- The Washington Times - Monday, April 4, 2005

SAN RAMON, Calif. (AP) — ChevronTexaco Corp., the nation’s second-largest oil company, is buying smaller rival Unocal Corp. for $16.4 billion, hoping to further elevate its already surging profits by boosting its oil and natural gas supplies in Asia.

The deal announced yesterday proposes to unite San Ramon-based ChevronTexaco, which trails only Exxon Mobil Corp. in the U.S. oil business, with El Segundo-based Unocal, the nation’s ninth-biggest oil and gas production company.

ChevronTexaco initially valued its acquisition price, consisting of stock and cash, at $62 per share, nearly 4 percent below Unocal’s closing price last week.

The offer disappointed investors, who had driven up Unocal’s market value by 20 percent since the press reported ChevronTexaco’s was discussing a possible takeover a month ago. Unocal’s shares slipped $4.75, or 7.4 percent, to close at $59.60 in trading on the New York Stock Exchange, while ChevronTexaco’s shares fell $2.33, or 3.9 percent, to close at $56.98.

As part of the deal, ChevronTexaco will assume $1.6 billion of Unocal’s debt and sell about $2 billion in assets.

ChevronTexaco Chairman David O’Reilly told reporters yesterday that he expects the proposed takeover to receive the required regulatory approvals so it can be completed before year’s end.

Based on the two companies’ most recent results, ChevronTexaco would have annual sales of about $163 billion after the acquisition is completed. That means the combined company still would be far smaller than Irving, Texas-based Exxon Mobil, which rang up nearly $300 billion in revenue last year.

Unocal has been considered an attractive takeover target for years, largely because of its valuable cache of natural gas in Asia and oil in the Gulf of Mexico. The company reportedly drew interest from the China National Offshore Oil Corp., a large state-owned company, and Italian oil company Eni SpA before settling on a sale to ChevronTexaco.

ChevronTexaco prizes Unocal for its natural gas supplies in Asia, Mr. O’Reilly said. That rapidly growing part of the world could shape up as a potential gold mine for ChevronTexaco because China and India are consuming more energy to fuel their bustling economies, a phenomenon likely to drive up prices for years to come.

Unocal’s oil supplies in the Gulf of Mexico also figure to give ChevronTexaco even more clout in the North American oil and gasoline markets.

Mr. O’Reilly predicted Unocal would “fit like a glove” with ChevronTexaco. “This squarely fits with our key objectives,” Mr. O’Reilly told reporters in a conference call yesterday.

Like other major oil companies, ChevronTexaco already has been flourishing, largely because of a rapid run-up in oil prices that has pushed U.S. gasoline prices well over $2 per gallon while squeezing consumers and businesses alike.

ChevronTexaco earned $13.3 billion last year, the most profitable one since its inception in 1879. Unocal earned $1.21 billion last year, nearly doubling its profit from the previous year.

Mr.
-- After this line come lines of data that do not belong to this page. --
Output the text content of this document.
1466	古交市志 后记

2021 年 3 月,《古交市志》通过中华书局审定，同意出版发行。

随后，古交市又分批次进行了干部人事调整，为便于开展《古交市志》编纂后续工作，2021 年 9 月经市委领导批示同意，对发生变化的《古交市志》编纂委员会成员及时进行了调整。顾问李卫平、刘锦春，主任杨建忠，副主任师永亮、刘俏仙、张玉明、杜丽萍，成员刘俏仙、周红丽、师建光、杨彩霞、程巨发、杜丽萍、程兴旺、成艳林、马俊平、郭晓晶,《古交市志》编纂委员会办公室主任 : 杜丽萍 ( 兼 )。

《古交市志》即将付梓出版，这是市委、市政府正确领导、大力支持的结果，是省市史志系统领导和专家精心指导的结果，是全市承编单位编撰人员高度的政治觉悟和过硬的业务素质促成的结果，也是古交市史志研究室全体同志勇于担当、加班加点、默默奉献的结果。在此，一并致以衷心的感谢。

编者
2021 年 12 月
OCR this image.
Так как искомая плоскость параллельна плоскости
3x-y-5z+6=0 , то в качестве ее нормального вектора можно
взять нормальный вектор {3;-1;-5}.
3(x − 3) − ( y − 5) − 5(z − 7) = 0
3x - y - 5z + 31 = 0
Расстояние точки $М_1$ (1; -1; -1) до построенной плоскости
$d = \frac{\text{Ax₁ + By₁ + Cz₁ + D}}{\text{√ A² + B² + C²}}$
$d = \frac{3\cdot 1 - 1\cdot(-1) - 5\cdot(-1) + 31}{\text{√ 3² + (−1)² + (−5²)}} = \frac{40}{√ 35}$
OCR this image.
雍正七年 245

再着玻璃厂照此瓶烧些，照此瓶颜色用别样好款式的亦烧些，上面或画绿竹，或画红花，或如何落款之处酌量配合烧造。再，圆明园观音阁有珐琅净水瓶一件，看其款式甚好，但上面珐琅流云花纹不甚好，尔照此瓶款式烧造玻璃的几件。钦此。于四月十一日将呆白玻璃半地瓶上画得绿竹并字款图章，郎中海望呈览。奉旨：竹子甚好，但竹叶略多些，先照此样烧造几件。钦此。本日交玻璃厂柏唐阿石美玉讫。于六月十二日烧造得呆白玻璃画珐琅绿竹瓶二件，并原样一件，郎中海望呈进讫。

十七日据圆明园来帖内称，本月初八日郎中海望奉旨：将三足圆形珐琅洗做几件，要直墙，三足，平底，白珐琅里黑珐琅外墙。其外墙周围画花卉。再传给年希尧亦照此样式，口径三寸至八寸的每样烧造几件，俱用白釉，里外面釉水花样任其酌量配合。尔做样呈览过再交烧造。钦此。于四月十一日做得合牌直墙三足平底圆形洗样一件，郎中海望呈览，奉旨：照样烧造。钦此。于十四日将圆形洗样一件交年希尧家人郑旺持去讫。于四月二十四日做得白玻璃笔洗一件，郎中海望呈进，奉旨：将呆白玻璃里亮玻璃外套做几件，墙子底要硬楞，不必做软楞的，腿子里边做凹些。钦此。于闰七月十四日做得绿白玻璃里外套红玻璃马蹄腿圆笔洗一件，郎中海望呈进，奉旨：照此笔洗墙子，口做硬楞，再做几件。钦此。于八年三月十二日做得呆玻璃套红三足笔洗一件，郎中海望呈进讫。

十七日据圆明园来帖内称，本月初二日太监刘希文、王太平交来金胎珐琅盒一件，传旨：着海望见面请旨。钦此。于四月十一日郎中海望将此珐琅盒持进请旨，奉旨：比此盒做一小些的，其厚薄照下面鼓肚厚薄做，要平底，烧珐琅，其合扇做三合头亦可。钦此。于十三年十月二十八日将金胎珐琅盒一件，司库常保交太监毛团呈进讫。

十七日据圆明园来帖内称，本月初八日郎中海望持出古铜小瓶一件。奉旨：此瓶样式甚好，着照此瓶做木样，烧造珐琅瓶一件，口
O’Reilly is betting ChevronTexaco can make even more money by drawing on Unocal’s energy supplies and cutting costs from the overlapping operations of the two companies.

ChevronTexaco expects the deal to boost profits by at least $325 million annually, with about two-thirds of that targeted amount, or roughly $215 million, coming from lower expenses.

Mr. O’Reilly said the cost-cutting efforts will include layoffs, but declined to project how many people will lose their jobs. He indicated the layoffs will be concentrated in the United States.

ChevronTexaco employs 47,000 workers, while Unocal has about 6,000 employees.

The bid to buy Unocal marks the second major acquisition negotiated by Mr. O’Reilly since he became ChevronTexaco’s chief executive officer in 2000. The company bought Texaco Inc. for $39 billion about 3 years ago, a deal that resulted in thousands of layoffs.